One of the big appeals of becoming a professional flipper is having the ability to work for yourself. However, this doesn’t necessarily translate to working all by yourself. As an REI expert, you’re tasked with knowing how to utilize the support and resources of other professionals. What does this look like? Here’s a rundown of just some of the people who need to be on your "team" when you’re a flipper:

  • Local real estate agents
  • An appraiser
  • Contractors who can provide fast, accurate estimates
  • Local mortgage professionals
  • Local companies willing to collaborate on marketing

You never want to be in a position to be scrambling to bring in an appraisal expert if you spot a property that looks promising. The goal is to have an established relationship with someone you can simply place a call to when decisions need to be made quickly. The same goes for contractors. In some cases, you may need to have your "person" swoop in to do a quick assessment to give you a realistic total before you can make an offer.
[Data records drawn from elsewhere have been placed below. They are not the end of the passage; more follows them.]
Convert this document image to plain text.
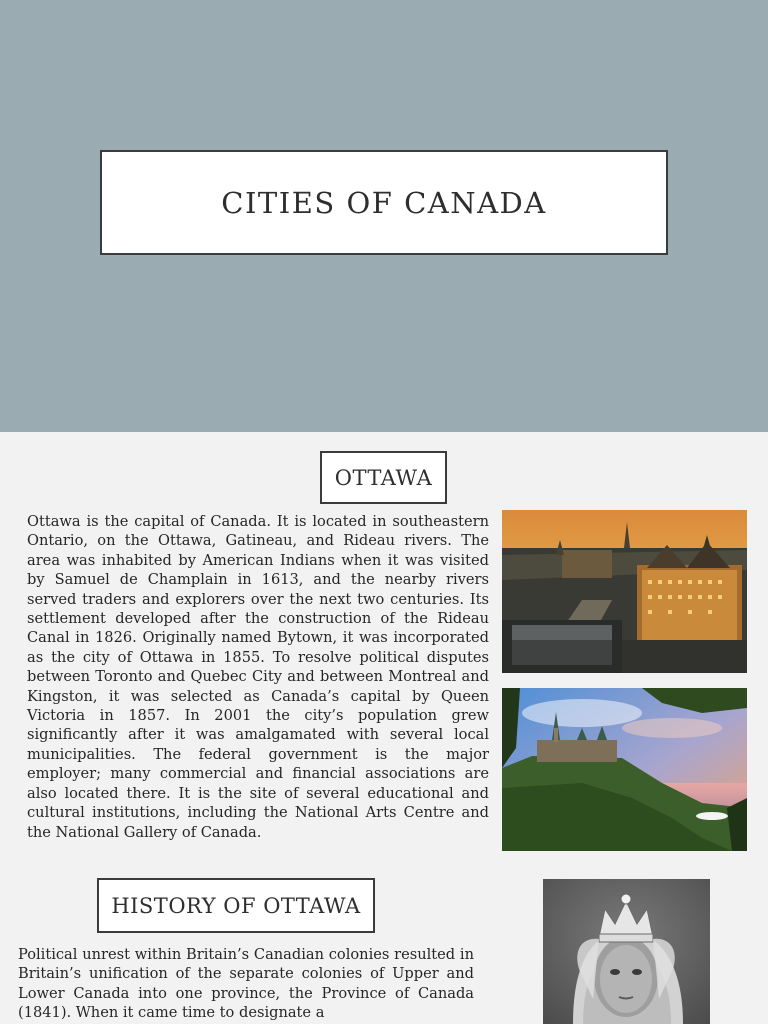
CITIES OF CANADA
OTTAWA

Ottawa is the capital of Canada. It is located in southeastern Ontario, on the Ottawa, Gatineau, and Rideau rivers. The area was inhabited by American Indians when it was visited by Samuel de Champlain in 1613, and the nearby rivers served traders and explorers over the next two centuries. Its settlement developed after the construction of the Rideau Canal in 1826. Originally named Bytown, it was incorporated as the city of Ottawa in 1855. To resolve political disputes between Toronto and Quebec City and between Montreal and Kingston, it was selected as Canada’s capital by Queen Victoria in 1857. In 2001 the city’s population grew significantly after it was amalgamated with several local municipalities. The federal government is the major employer; many commercial and financial associations are also located there. It is the site of several educational and cultural institutions, including the National Arts Centre and the National Gallery of Canada.

HISTORY OF OTTAWA

Political unrest within Britain’s Canadian colonies resulted in Britain’s unification of the separate colonies of Upper and Lower Canada into one province, the Province of Canada (1841). When it came time to designate a
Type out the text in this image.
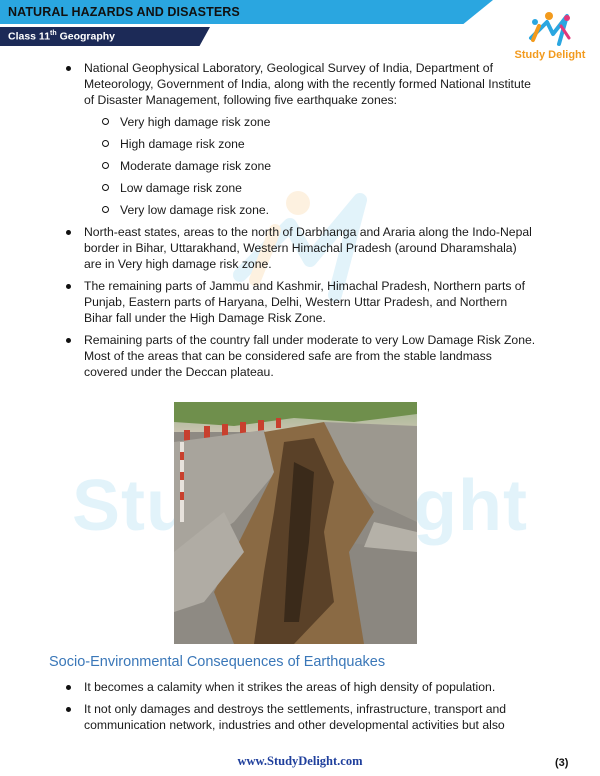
NATURAL HAZARDS AND DISASTERS
Class 11th Geography
Study Delight
National Geophysical Laboratory, Geological Survey of India, Department of Meteorology, Government of India, along with the recently formed National Institute of Disaster Management, following five earthquake zones:
Very high damage risk zone
High damage risk zone
Moderate damage risk zone
Low damage risk zone
Very low damage risk zone.
North-east states, areas to the north of Darbhanga and Araria along the Indo-Nepal border in Bihar, Uttarakhand, Western Himachal Pradesh (around Dharamshala) are in Very high damage risk zone.
The remaining parts of Jammu and Kashmir, Himachal Pradesh, Northern parts of Punjab, Eastern parts of Haryana, Delhi, Western Uttar Pradesh, and Northern Bihar fall under the High Damage Risk Zone.
Remaining parts of the country fall under moderate to very Low Damage Risk Zone. Most of the areas that can be considered safe are from the stable landmass covered under the Deccan plateau.
Socio-Environmental Consequences of Earthquakes
It becomes a calamity when it strikes the areas of high density of population.
It not only damages and destroys the settlements, infrastructure, transport and communication network, industries and other developmental activities but also
www.StudyDelight.com	(3)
Having your team in place is going to give you a real advantage over someone who is simply relying on guesswork when making an offer.

Final thoughts: Successful house flippers are always wearing two hats

Being a successful house flipper is never boring. While it’s true that many flippers get to scenarios where they have a lot of freedom to enjoy the fruits of their labor, there is always an element of "hustle" in this industry. Flippers who are in the game because they love it wouldn’t have it any other way.

The bottom line is that a house flipper is always wearing two hats. The first hat is the "investor" hat. With this role, you’re looking carefully at the reality of the numbers to see what each property can realistically produce for you. The investor part of you is focused on doing due diligence regarding selling prices for comparable properties, investment financing, repair costs, and property sourcing.

The second hat is the "contractor" hat. This is where your ability to see things that others don’t see comes into play. You’re always in a mode of playing around with your renovation budget to squeeze in upgrades and details that get homes sold.

If you’re a two-hat thinker, the sky’s the limit! The way to build success is to do your homework on that first flip to ensure that you’re not falling into one of the common mistakes that investment novices make. Be prepared to do your homework, research favorable financing options and clear your schedule to devote all of the brainpower and elbow grease you can muster to your first flip home!